9 April 2017

Fr Thurston on Palm Sunday

If you ever get the opportunity of buying some of the old CTS pamphlets which Fr Thurston wrote to explain the rites of Holy Week, grab it.

Here, for a taster, is a passage from his Palm Sunday Pamphlet.

"[W]e have retained a vestige of the solemn entry into the city or cathedral in the halt still made by the sacred ministers in front of the closed church door. Of old, as the procession came back to the town - that is in their symbolistic conception of the scene, as our Saviour drew nigh to the walls of Jerusalem - high up among the battlements over the city gate, or over the cathedral porch, a group of choristers would be looking out ready to greet His approach. The procession comes to a standstill, and there above their heads the fresh young voices of the choir-boys ring out through the still morning air, chanting the words:

Gloria, laus et honor tibi sit, Rex, Christe Redemptor,
Cui puerile decus prompsit Hosanna pium. "

1 comment:

Rubricarius said...

It is a pity though Thurston constantly takes swipes at the rites of Holy Week as indeed he did at most things.

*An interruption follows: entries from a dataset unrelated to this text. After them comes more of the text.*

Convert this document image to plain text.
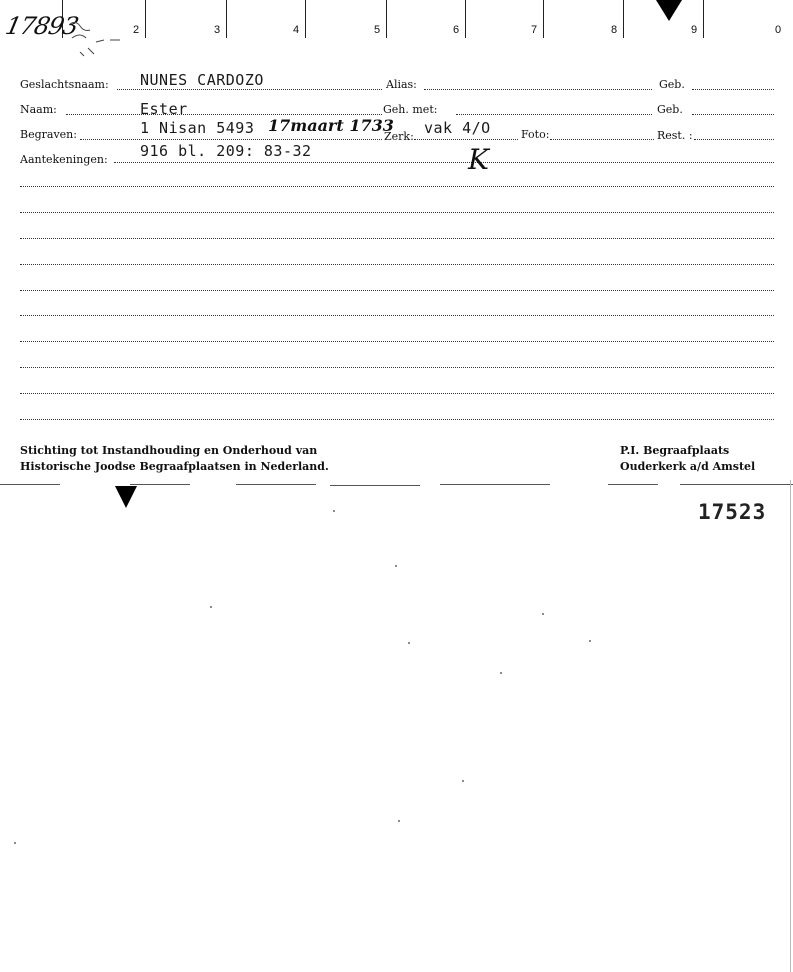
2	3	4	5	6	7	8	9	0
17893
Geslachtsnaam: NUNES CARDOZO	Alias:	Geb.
Naam:	Ester	Geh. met:	Geb.
Begraven:	1 Nisan 5493 17maart 1733
Zerk: vak 4/O	Foto:	Rest. :
Aantekeningen: 916 bl. 209: 83-32	K
Stichting tot Instandhouding en Onderhoud van
Historische Joodse Begraafplaatsen in Nederland.
P.I. Begraafplaats
Ouderkerk a/d Amstel
17523
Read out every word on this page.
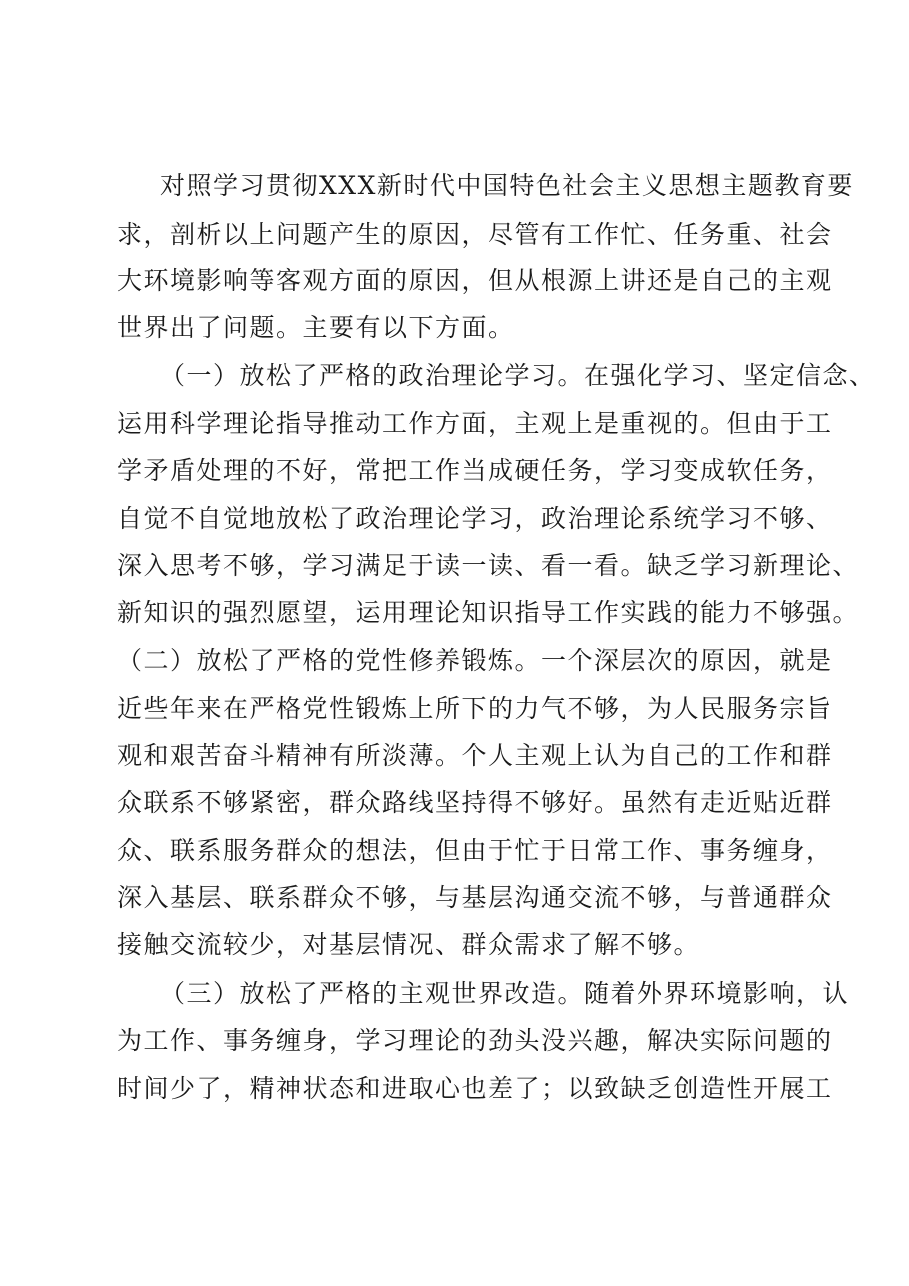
对照学习贯彻XXX新时代中国特色社会主义思想主题教育要
求，剖析以上问题产生的原因，尽管有工作忙、任务重、社会
大环境影响等客观方面的原因，但从根源上讲还是自己的主观
世界出了问题。主要有以下方面。
（一）放松了严格的政治理论学习。在强化学习、坚定信念、
运用科学理论指导推动工作方面，主观上是重视的。但由于工
学矛盾处理的不好，常把工作当成硬任务，学习变成软任务，
自觉不自觉地放松了政治理论学习，政治理论系统学习不够、
深入思考不够，学习满足于读一读、看一看。缺乏学习新理论、
新知识的强烈愿望，运用理论知识指导工作实践的能力不够强。
（二）放松了严格的党性修养锻炼。一个深层次的原因，就是
近些年来在严格党性锻炼上所下的力气不够，为人民服务宗旨
观和艰苦奋斗精神有所淡薄。个人主观上认为自己的工作和群
众联系不够紧密，群众路线坚持得不够好。虽然有走近贴近群
众、联系服务群众的想法，但由于忙于日常工作、事务缠身，
深入基层、联系群众不够，与基层沟通交流不够，与普通群众
接触交流较少，对基层情况、群众需求了解不够。
（三）放松了严格的主观世界改造。随着外界环境影响，认
为工作、事务缠身，学习理论的劲头没兴趣，解决实际问题的
时间少了，精神状态和进取心也差了；以致缺乏创造性开展工
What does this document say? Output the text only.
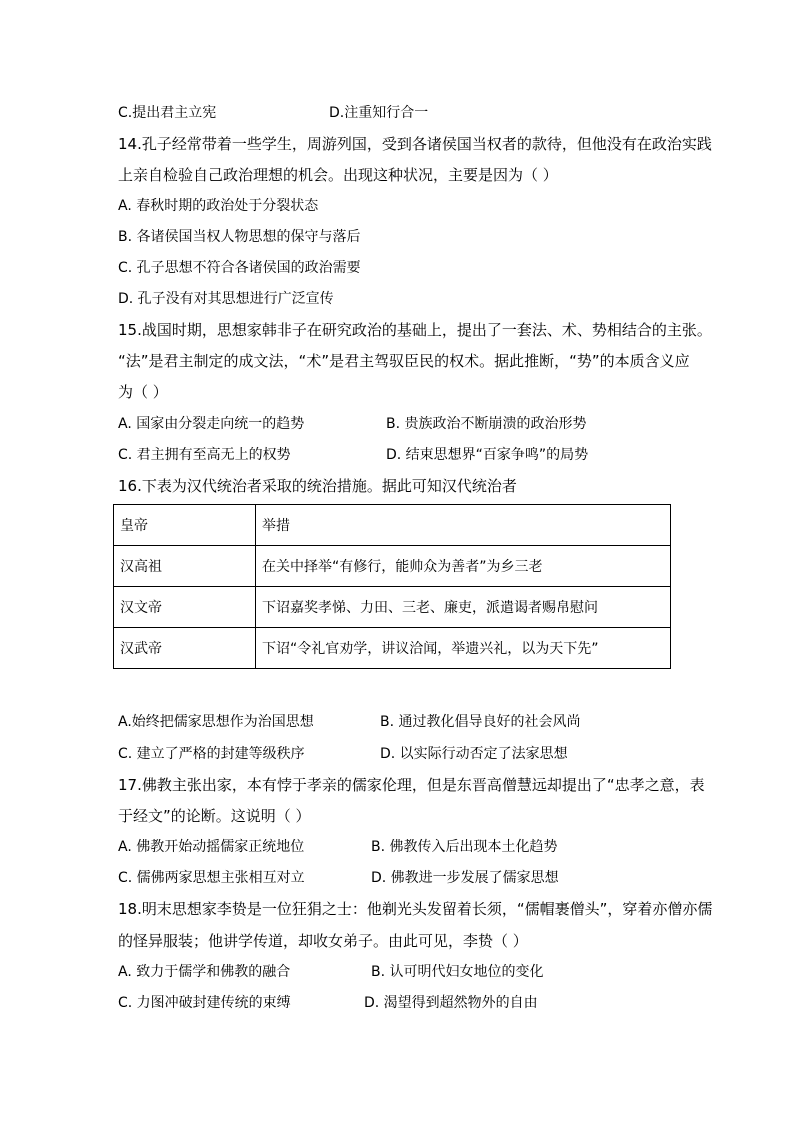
C.提出君主立宪	D.注重知行合一
14.孔子经常带着一些学生，周游列国，受到各诸侯国当权者的款待，但他没有在政治实践
上亲自检验自己政治理想的机会。出现这种状况，主要是因为（ ）
A. 春秋时期的政治处于分裂状态
B. 各诸侯国当权人物思想的保守与落后
C. 孔子思想不符合各诸侯国的政治需要
D. 孔子没有对其思想进行广泛宣传
15.战国时期，思想家韩非子在研究政治的基础上，提出了一套法、术、势相结合的主张。
“法”是君主制定的成文法，“术”是君主驾驭臣民的权术。据此推断，“势”的本质含义应
为（ ）
A. 国家由分裂走向统一的趋势	B. 贵族政治不断崩溃的政治形势
C. 君主拥有至高无上的权势	D. 结束思想界“百家争鸣”的局势
16.下表为汉代统治者采取的统治措施。据此可知汉代统治者
皇帝	举措
汉高祖	在关中择举“有修行，能帅众为善者”为乡三老
汉文帝	下诏嘉奖孝悌、力田、三老、廉吏，派遣谒者赐帛慰问
汉武帝	下诏“令礼官劝学，讲议洽闻，举遗兴礼，以为天下先”
A.始终把儒家思想作为治国思想	B. 通过教化倡导良好的社会风尚
C. 建立了严格的封建等级秩序	D. 以实际行动否定了法家思想
17.佛教主张出家，本有悖于孝亲的儒家伦理，但是东晋高僧慧远却提出了“忠孝之意，表
于经文”的论断。这说明（ ）
A. 佛教开始动摇儒家正统地位	B. 佛教传入后出现本土化趋势
C. 儒佛两家思想主张相互对立	D. 佛教进一步发展了儒家思想
18.明末思想家李贽是一位狂狷之士：他剃光头发留着长须，“儒帽裹僧头”，穿着亦僧亦儒
的怪异服装；他讲学传道，却收女弟子。由此可见，李贽（ ）
A. 致力于儒学和佛教的融合	B. 认可明代妇女地位的变化
C. 力图冲破封建传统的束缚	D. 渴望得到超然物外的自由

His desire of offering rational explanations for mysteries was one, so I am reliably informed, dealt with wonderfully when Thurston was in conversation with Mgr. Gilbey. In that conversation after many such explanations Thurston said "now as to the Trinity" but was caught short when the good Mgr. interjected "For Heaven's sake Herbert - spare the Blessed Trinity!"